L’appostamento e l’arresto in flagranza
L’intervento è scaturito da una tempestiva attività info-investigativa che ha permesso ai militari dell’Arma di monitorare la situazione e pianificare una strategia per cogliere il presunto estorsore sul fatto. I Carabinieri hanno seguito a distanza i movimenti della vittima fino al punto d’incontro concordato per la consegna del denaro. Nel momento esatto in cui è avvenuto il passaggio della somma richiesta, le forze dell’ordine sono intervenute bloccando immediatamente il soggetto.
Il sequestro delle armi
Subito dopo l’arresto, i militari hanno esteso i controlli con perquisizioni personali e veicolari. L’ispezione ha portato al rinvenimento e al contestuale sequestro di un coltello a scatto di genere proibito, con una lama di circa 16 centimetri, e di un’ascia dotata di una lama di circa 60 centimetri. La presenza e il possibile utilizzo di tali armi sono attualmente al centro di ulteriori approfondimenti investigativi.

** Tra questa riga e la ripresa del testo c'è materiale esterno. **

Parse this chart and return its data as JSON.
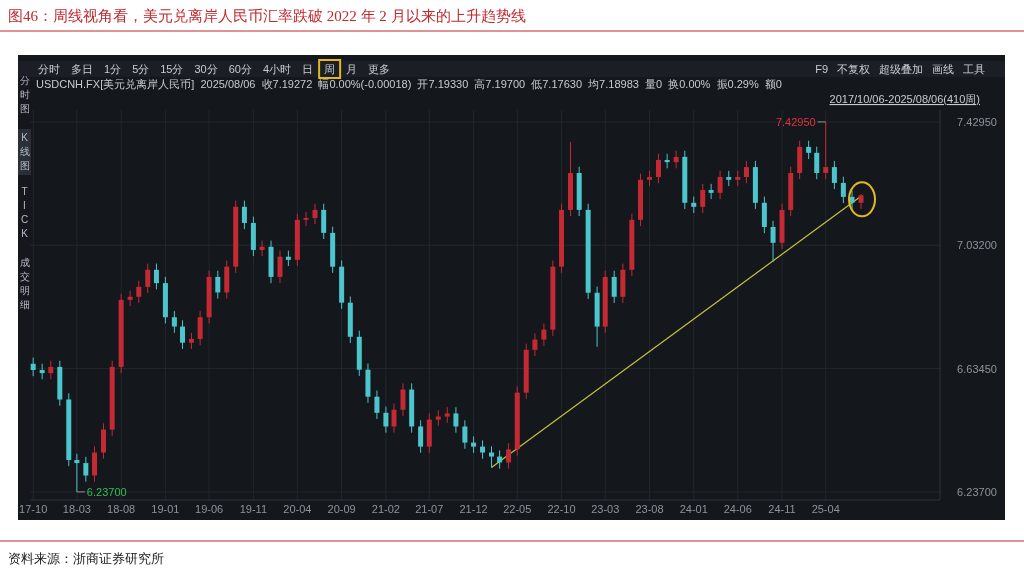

Le decisioni dell’autorità giudiziaria
L’intera operazione è stata coordinata sin dalle prime battute dalla Procura della Repubblica di Lamezia Terme, guidata dal Procuratore dr. Elio Romano. Il successivo 18 agosto, presso il Tribunale di Lamezia Terme, si è tenuta l’udienza di convalida: il Giudice per le indagini preliminari (GIP), accogliendo la richiesta della Procura, ha convalidato l’arresto e ha disposto per l’indagato la misura cautelare degli arresti domiciliari, provvedimento tuttora in corso di esecuzione.
Trattandosi della fase delle indagini preliminari, la responsabilità dell’indagato dovrà essere accertata nel corso del successivo giudizio. In conformità con il principio di presunzione di innocenza, il soggetto deve essere ritenuto non colpevole fino all’eventuale emissione di una sentenza irrevocabile di condanna.